Не буду скрывать, я и удивился, и оробел. Он знает меня, а я был так неосторожен… Тем не менее я сел. «Не тревожься о слугах, — продолжал незнакомец, — скоро они проснутся. Я к тому времени уже уйду, а ты снова отвесишь челюсть и пустишь слюни — никто ни о чем и не догадается. Так вот, зовут меня Гури. Буду откровенен с тобой, Ган Табек, ибо давно слежу за жизнью твоей и знаю совершенно определенно: ты намереваешься сбежать от отца с красоткой Илианой, не так ли?» Я кивнул, не в силах вымолвить и слова. «Очень хорошо, — улыбнулся он. — Ты поступаешь верно, ничего не отрицая. За это и я расскажу тебе кое-что. Я — племянник Нассета… О, не пугайся так. Да, твой отец и мой дядька терпеть не могут друг друга, но, между прочим, у Нассета есть враг и поопаснее Эбеля. Это — мой дед, Затейник Бездомный. Ты слышал о нем когда-нибудь?» Я мотнул головой, давая понять, что нет, не слышал. «Странно. В Аките — есть такой город в Туране — моего деда знают все. На самом-то деле его зовут Джанхедом, но никто уж и не помнит ныне его настоящего имени. Затейником его прозвали из-за веселого нрава, а Бездомным… Ха-ха… Потому что есть у него одна маленькая слабость — обладая несметными богатствами, он обожает жаловаться и встречному и поперечному на ужасающую свою бедность. Он говорит, что нет у него ни куска хлеба, ни медной монеты, ни сада, ни дома… Ясно, никто ему не верит — кто не видал огромного белого дома в сердце Акита, принадлежащего ему? Кто не слыхал о чудесных садах за городской стеной? Кто не бывал в его трактирах и постоялых дворах?… О-о-о, он очень, очень богат.
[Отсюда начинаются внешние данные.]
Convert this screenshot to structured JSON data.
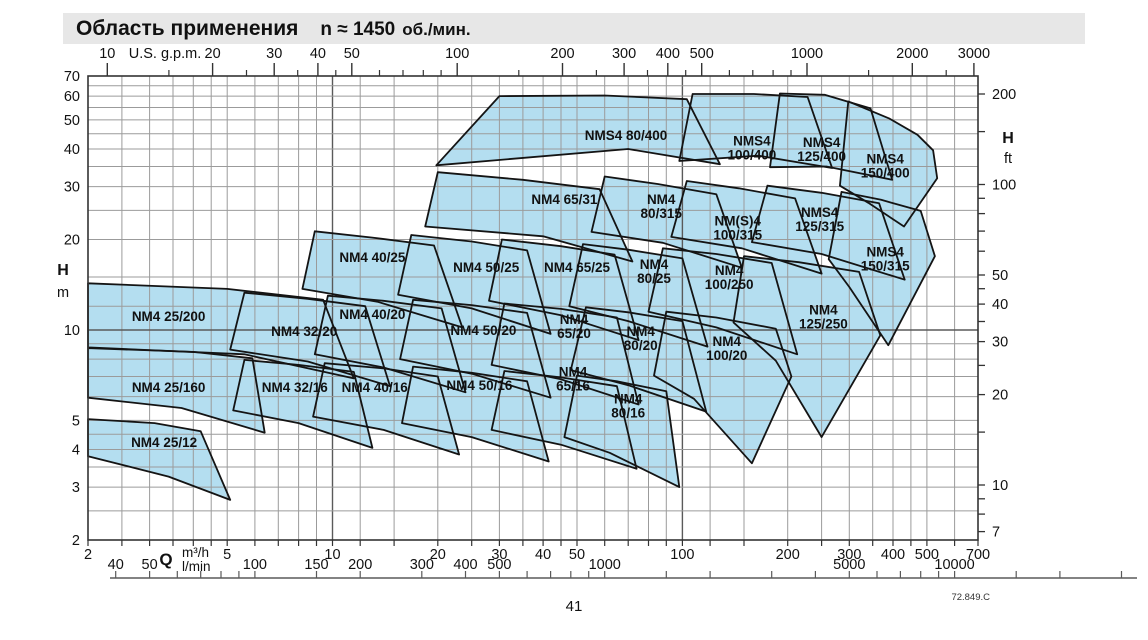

И вот, когда я навещал его тому уж полгода назад, он признался мне со слезами на глазах, что есть одна вещица, обладание коей сделает его по-настоящему счастливым. „И что за вещица?“ — полюбопытствовал я. „Серебряная пчела Митры“, — таинственным шепотом ответил дед. Я так и подскочил в кресле. „Ну как же! Ведь Насеет гоняется за ней без малого полтора года!“ — без колебаний раскрыл я Затейнику тайну дяди. „Насеет? — Дед побелел и заскрипел остатками зубов. — Ну уж не-ет. Этому проходимцу я не позволю завладеть моей собственностью!“ Я удивился: „Твоей? Но ты же сам только что говорил, что хочешь ее приобрести, а…“ Он недовольно сморщился. „Не перебивай меня, внук. И помни, то, чем я хочу обладать, уже и есть мое. А Насеет, будь он трижды старшим братом твоей матери, пчелу не получит“.